Timing the herbicide application is very important. Often knapweed plants are recognized and treated after flowering which is too late in the season. The plants may produce seed before they die from the herbicide. Sheley et al. (2000) determined that spraying knapweed in the bolt (rosette sends up stalk) and bud (flower buds formed, but not opened) stage was the most effective. The general time period for these target growth stages is June in Minnesota. Hahn and Stachowski (2006) found that at 140 days after treatment with aminopyralid applied at a rate of 4 fl oz/acre, spotted knapweed was 50% controlled in a grass pasture. In contrast, Holden et al. (2007) demonstrated greater than 97% control with 2,4-D ester at 4 pt/acre, clopyralid plus 2,4-D at 2 pt/acre, aminopyralid at 5 oz/acre, and aminopyralid plus 2,4-D at 2 pt/acre. Concern for non-target broadleaf plants and environmental sensitivity (such as proximity to water) of the site may influence herbicide choice.
Herbicide treatments will require years of follow up. Knapweed seeds germinate throughout the growing season so seedlings may emerge after herbicides dissipate or leach into the soil (Jacobs and Sheley 1998). MacDonald et al. (2007) found no long-term decrease in knapweed density, biomass, or dominance with a single herbicide application.

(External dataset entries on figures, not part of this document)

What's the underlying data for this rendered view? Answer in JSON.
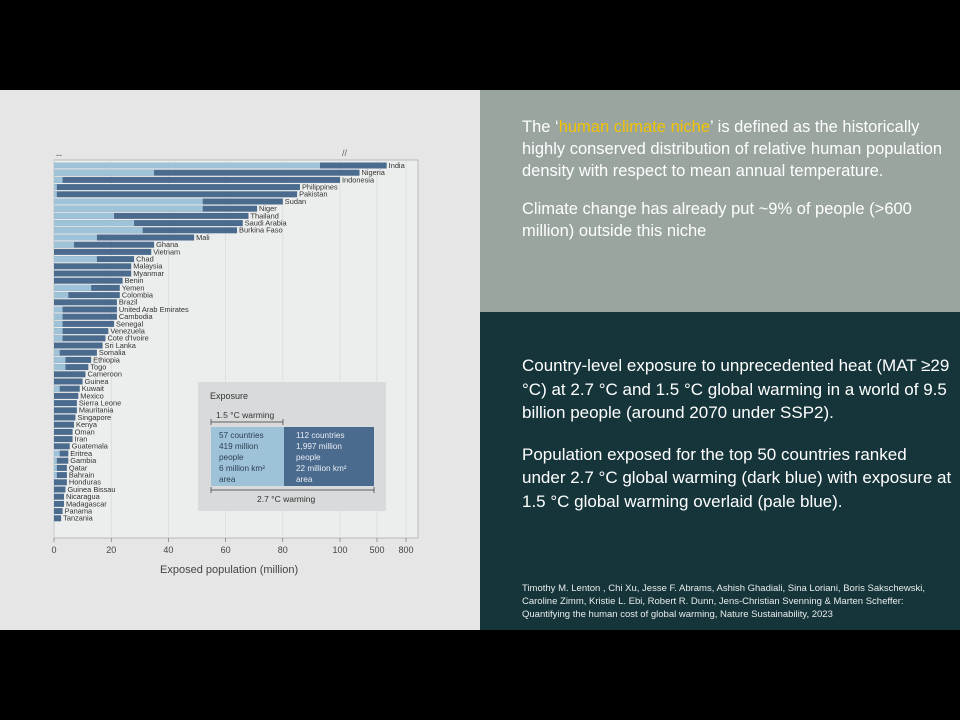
{
  "right_top": {
    "p1_prefix": "The ‘",
    "p1_highlight": "human climate niche",
    "p1_suffix": "’ is defined as the historically highly conserved distribution of relative human population density with respect to mean annual temperature.",
    "p2": "Climate change has already put ~9% of people (>600 million) outside this niche"
  },
  "right_bottom": {
    "p1": "Country-level exposure to unprecedented heat (MAT ≥29 °C) at 2.7 °C and 1.5 °C global warming in a world of 9.5 billion people (around 2070 under SSP2).",
    "p2": "Population exposed for the top 50 countries ranked under 2.7 °C global warming (dark blue) with exposure at 1.5 °C global warming overlaid (pale blue).",
    "citation": "Timothy M. Lenton , Chi Xu, Jesse F. Abrams, Ashish Ghadiali, Sina Loriani, Boris Sakschewski, Caroline Zimm, Kristie L. Ebi, Robert R. Dunn, Jens-Christian Svenning & Marten Scheffer: Quantifying the human cost of global warming, Nature Sustainability, 2023"
  },
  "colors": {
    "dark_blue": "#4a6a8e",
    "pale_blue": "#9ec3d8",
    "panel_bg": "#e6e6e6",
    "legend_bg": "#d9dadb"
  },
  "chart_data": {
    "type": "bar",
    "orientation": "horizontal",
    "panel_label": "--",
    "xlabel": "Exposed population (million)",
    "x_ticks": [
      "0",
      "20",
      "40",
      "60",
      "80",
      "100",
      "500",
      "800"
    ],
    "axis_break": "//",
    "xlim": [
      0,
      800
    ],
    "broken_axis_note": "linear 0–100, compressed 100–800",
    "grid": true,
    "categories": [
      "India",
      "Nigeria",
      "Indonesia",
      "Philippines",
      "Pakistan",
      "Sudan",
      "Niger",
      "Thailand",
      "Saudi Arabia",
      "Burkina Faso",
      "Mali",
      "Ghana",
      "Vietnam",
      "Chad",
      "Malaysia",
      "Myanmar",
      "Benin",
      "Yemen",
      "Colombia",
      "Brazil",
      "United Arab Emirates",
      "Cambodia",
      "Senegal",
      "Venezuela",
      "Cote d'Ivoire",
      "Sri Lanka",
      "Somalia",
      "Ethiopia",
      "Togo",
      "Cameroon",
      "Guinea",
      "Kuwait",
      "Mexico",
      "Sierra Leone",
      "Mauritania",
      "Singapore",
      "Kenya",
      "Oman",
      "Iran",
      "Guatemala",
      "Eritrea",
      "Gambia",
      "Qatar",
      "Bahrain",
      "Honduras",
      "Guinea Bissau",
      "Nicaragua",
      "Madagascar",
      "Panama",
      "Tanzania"
    ],
    "series": [
      {
        "name": "2.7 °C warming",
        "values": [
          600,
          300,
          100,
          86,
          85,
          80,
          71,
          68,
          66,
          64,
          49,
          35,
          34,
          28,
          27,
          27,
          24,
          23,
          23,
          22,
          22,
          22,
          21,
          19,
          18,
          17,
          15,
          13,
          12,
          11,
          10,
          9,
          8.5,
          8,
          8,
          7.5,
          7,
          6.5,
          6.5,
          5.5,
          5,
          5,
          4.5,
          4.5,
          4.5,
          4,
          3.5,
          3.5,
          3,
          2.5
        ]
      },
      {
        "name": "1.5 °C warming",
        "values": [
          93,
          35,
          3,
          1,
          1,
          52,
          52,
          21,
          28,
          31,
          15,
          7,
          0,
          15,
          0,
          0,
          0,
          13,
          5,
          0,
          3,
          3,
          3,
          3,
          3,
          0,
          2,
          4,
          4,
          0,
          0,
          2,
          0,
          0,
          0,
          0,
          0,
          0,
          0,
          0,
          2,
          1,
          1,
          1,
          0,
          0,
          0,
          0,
          0,
          0
        ]
      }
    ],
    "legend": {
      "title": "Exposure",
      "inner_label": "1.5 °C warming",
      "outer_label": "2.7 °C warming",
      "pale_lines": [
        "57 countries",
        "419 million",
        "people",
        "6 million km²",
        "area"
      ],
      "dark_lines": [
        "112 countries",
        "1,997 million",
        "people",
        "22 million km²",
        "area"
      ]
    }
  }
}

Prescribed burning is a management technique of deliberately using controlled ignition techniques to burn a specific area as opposed to a non-contained wildfire mentioned previously in the "Habitat" section of this document. In the northern Midwest, annual prescribed burning can reduce knapweed infestations. Burn timing and frequency are important considerations. Abella and MacDonald (2000) suggest that fire can reduce seed germination and MacDonald et al. (2001) that spring burns could decrease seedling recruitment. At a site in Michigan, Emery and Gross (2005) found that annual summer burns for 3 years were consistently effective at reducing the spotted knapweed growth rate. In this study, spring burns were effective one year at reducing the percentage of flowering knapweed plants, but were not consistently effective. Fall burns were not effective at reducing knapweed (Emery and Gross 2005). In contrast, MacDonald et al. (2007) found annual spring burns for 3 years reduced knapweed populations and increased the growth of native warm-season grasses at a site in Michigan.

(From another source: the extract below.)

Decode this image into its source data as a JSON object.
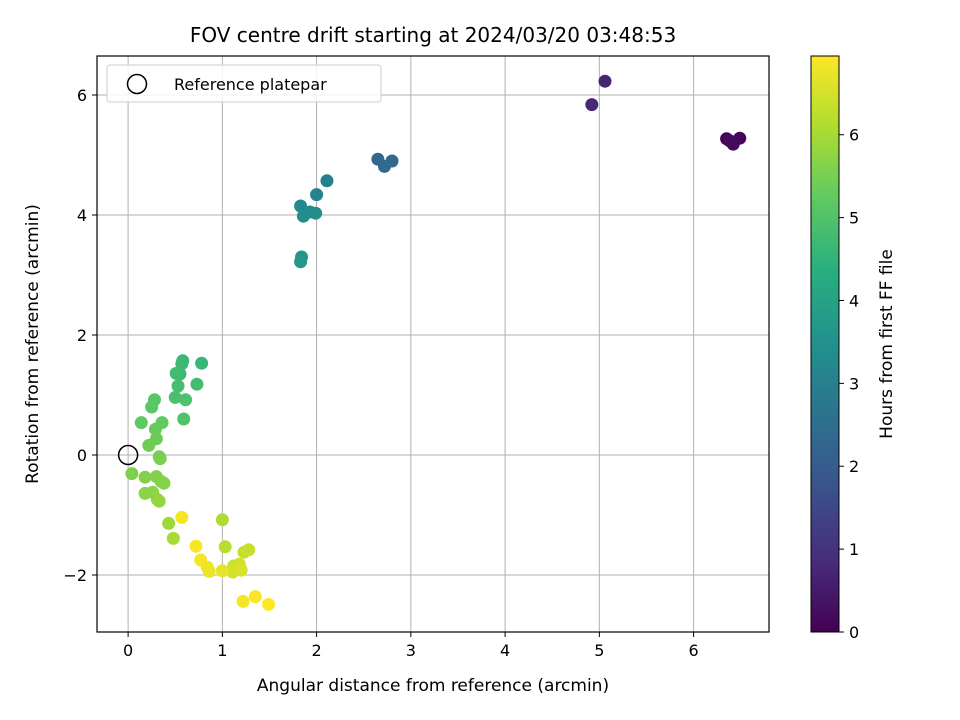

The advantages of integrating burning with other control methods depend upon the specific integrated practices. Biological control can be integrated with spring burning. At 6 sites in Minnesota and Wisconsin, populations of seedhead weevils, Larinus minutus and L. obtusus, root weevils, Cyphocleonus achates, and root boring moths, Agapeta zoegana, did not decrease after a spring burn (W. Oehmichen, personal communication, 2008). Preliminary results of this study indicate that one species of seedhead fly, Urophora affinis, survived burning, but U. quadrifasciata may have been negatively impacted by burning. Integrating summer burning with biocontrol has not been evaluated, but would be expected to negatively impact biological control populations. Rice (2005) describes a Montana study by Carpenter that compared treating knapweed infested grasslands with a backing fire followed by herbicide application to treating with herbicide alone. Knapweed control was not improved with the combined fire and herbicide treatment compared to herbicide alone.